O governador do Estado, Geraldo Alckmin, e o secretário Davi Zaia
14/01/2011

ESTADO DE SP TERÁ SALÁRIO MÍNIMO ACIMA DE R$ 600




O governador Geraldo Alckmin (PSDB), vai reajustar o salário mínimo regional, conhecido também como mínimo paulista, a pelo menos R$ 600. A decisão mantém tradição do Estado de ter um piso regional mais alto que o salário mínimo nacional e também conta com viés político.

O secretário de Emprego e Relações do Trabalho, Davi Zaia, participou de reunião nesta quinta-feira, com representantes das centrais sindicais nacionais. A iniciativa em café-da-manhã no Palácio dos Bandeirantes, teve a articulação da Secretaria de Emprego e Relações do Trabalho, que organizou a participação dos sindicalistas, a pedido do governador do Estado, Geraldo Alckmin.


Após a reunião com sete centrais sindicais, Alckmin evitou divulgar um valor. Disse que ainda estava "ouvindo sugestões". No entanto, a Folha de São Paulo apurou que ele já encomendou estudos para mensurar o impacto dessa medida nos cofres do Estado. O mínimo regional fixa o piso para profissionais que não têm base sa-larial estabelecida por acordos sindicais ou convenções trabalhistas.

Os beneficiados

São beneficiados com a medida, por exemplo, vendedores, empregados domésticos e costureiros. Segundo a Secretaria de Trabalho, Davi Zaia, cerca de 7,2 milhões de pessoas têm os vencimentos baseados no piso regional.

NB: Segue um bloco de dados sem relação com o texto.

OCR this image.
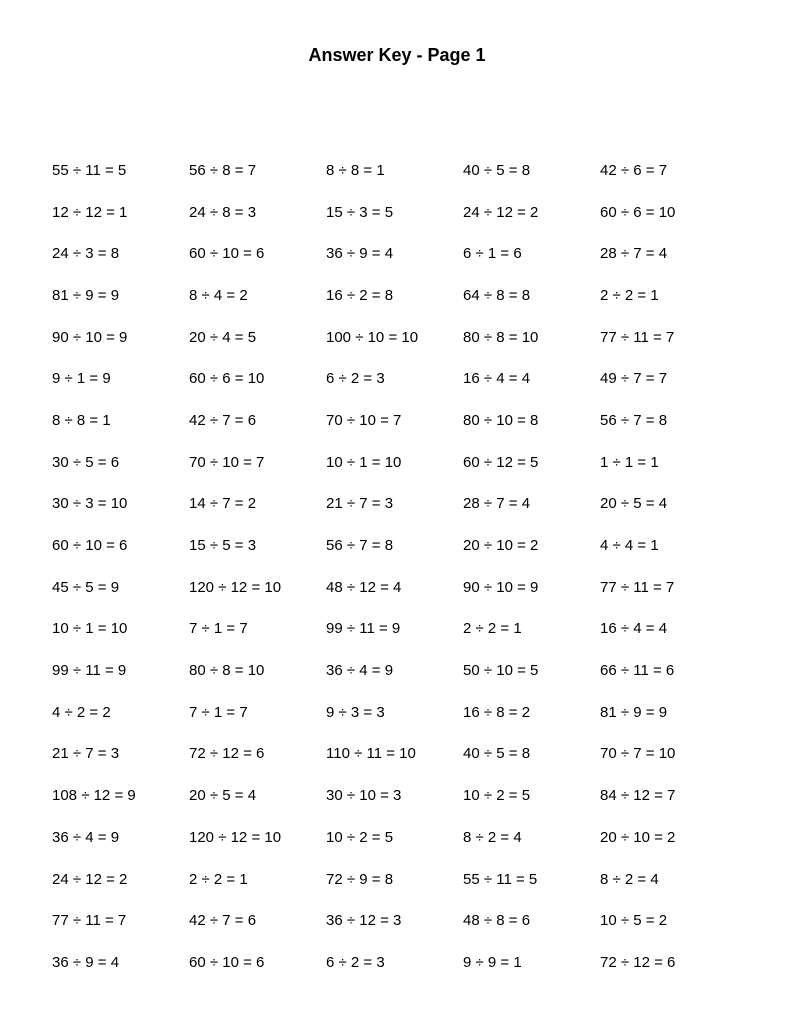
Answer Key - Page 1
55 ÷ 11 = 5	56 ÷ 8 = 7	8 ÷ 8 = 1	40 ÷ 5 = 8	42 ÷ 6 = 7
12 ÷ 12 = 1	24 ÷ 8 = 3	15 ÷ 3 = 5	24 ÷ 12 = 2	60 ÷ 6 = 10
24 ÷ 3 = 8	60 ÷ 10 = 6	36 ÷ 9 = 4	6 ÷ 1 = 6	28 ÷ 7 = 4
81 ÷ 9 = 9	8 ÷ 4 = 2	16 ÷ 2 = 8	64 ÷ 8 = 8	2 ÷ 2 = 1
90 ÷ 10 = 9	20 ÷ 4 = 5	100 ÷ 10 = 10	80 ÷ 8 = 10	77 ÷ 11 = 7
9 ÷ 1 = 9	60 ÷ 6 = 10	6 ÷ 2 = 3	16 ÷ 4 = 4	49 ÷ 7 = 7
8 ÷ 8 = 1	42 ÷ 7 = 6	70 ÷ 10 = 7	80 ÷ 10 = 8	56 ÷ 7 = 8
30 ÷ 5 = 6	70 ÷ 10 = 7	10 ÷ 1 = 10	60 ÷ 12 = 5	1 ÷ 1 = 1
30 ÷ 3 = 10	14 ÷ 7 = 2	21 ÷ 7 = 3	28 ÷ 7 = 4	20 ÷ 5 = 4
60 ÷ 10 = 6	15 ÷ 5 = 3	56 ÷ 7 = 8	20 ÷ 10 = 2	4 ÷ 4 = 1
45 ÷ 5 = 9	120 ÷ 12 = 10	48 ÷ 12 = 4	90 ÷ 10 = 9	77 ÷ 11 = 7
10 ÷ 1 = 10	7 ÷ 1 = 7	99 ÷ 11 = 9	2 ÷ 2 = 1	16 ÷ 4 = 4
99 ÷ 11 = 9	80 ÷ 8 = 10	36 ÷ 4 = 9	50 ÷ 10 = 5	66 ÷ 11 = 6
4 ÷ 2 = 2	7 ÷ 1 = 7	9 ÷ 3 = 3	16 ÷ 8 = 2	81 ÷ 9 = 9
21 ÷ 7 = 3	72 ÷ 12 = 6	110 ÷ 11 = 10	40 ÷ 5 = 8	70 ÷ 7 = 10
108 ÷ 12 = 9	20 ÷ 5 = 4	30 ÷ 10 = 3	10 ÷ 2 = 5	84 ÷ 12 = 7
36 ÷ 4 = 9	120 ÷ 12 = 10	10 ÷ 2 = 5	8 ÷ 2 = 4	20 ÷ 10 = 2
24 ÷ 12 = 2	2 ÷ 2 = 1	72 ÷ 9 = 8	55 ÷ 11 = 5	8 ÷ 2 = 4
77 ÷ 11 = 7	42 ÷ 7 = 6	36 ÷ 12 = 3	48 ÷ 8 = 6	10 ÷ 5 = 2
36 ÷ 9 = 4	60 ÷ 10 = 6	6 ÷ 2 = 3	9 ÷ 9 = 1	72 ÷ 12 = 6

Embora não incida diretamente sobre os salários de servidores públicos do Estado ou das prefeituras, o reajuste do mínimo paulista poderia criar embaraços na administração. Há uma parcela de servidores que tem o vencimento básico -que não considera gratificações ou funções incorporadas ao salário- menor que R$ 600.

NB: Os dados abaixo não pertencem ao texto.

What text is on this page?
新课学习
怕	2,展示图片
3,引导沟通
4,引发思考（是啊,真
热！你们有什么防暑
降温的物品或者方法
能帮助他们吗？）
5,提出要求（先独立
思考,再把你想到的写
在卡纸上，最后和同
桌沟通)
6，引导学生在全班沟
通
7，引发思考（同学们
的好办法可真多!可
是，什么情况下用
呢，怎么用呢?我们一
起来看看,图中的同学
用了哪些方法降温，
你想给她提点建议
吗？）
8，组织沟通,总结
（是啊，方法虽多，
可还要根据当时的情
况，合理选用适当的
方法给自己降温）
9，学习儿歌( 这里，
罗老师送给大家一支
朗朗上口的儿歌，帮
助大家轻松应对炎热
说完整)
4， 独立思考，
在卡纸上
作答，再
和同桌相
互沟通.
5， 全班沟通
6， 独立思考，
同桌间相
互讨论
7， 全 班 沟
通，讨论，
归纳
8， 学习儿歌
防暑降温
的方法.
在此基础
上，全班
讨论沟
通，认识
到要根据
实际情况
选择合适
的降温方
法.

Para evitar constrangimentos e cobranças públicas, o governador atrelará duas medidas: ampliará o piso e adequará os vencimentos desse grupo de servidores ao novo mínimo regional. Alckmin planeja enviar os dois projetos para a Assembléia Legislativa até março. Ele encomendou à Secretaria de Gestão um levantamento sobre o número de servidores e quanto a adequação pesaria nos cofres.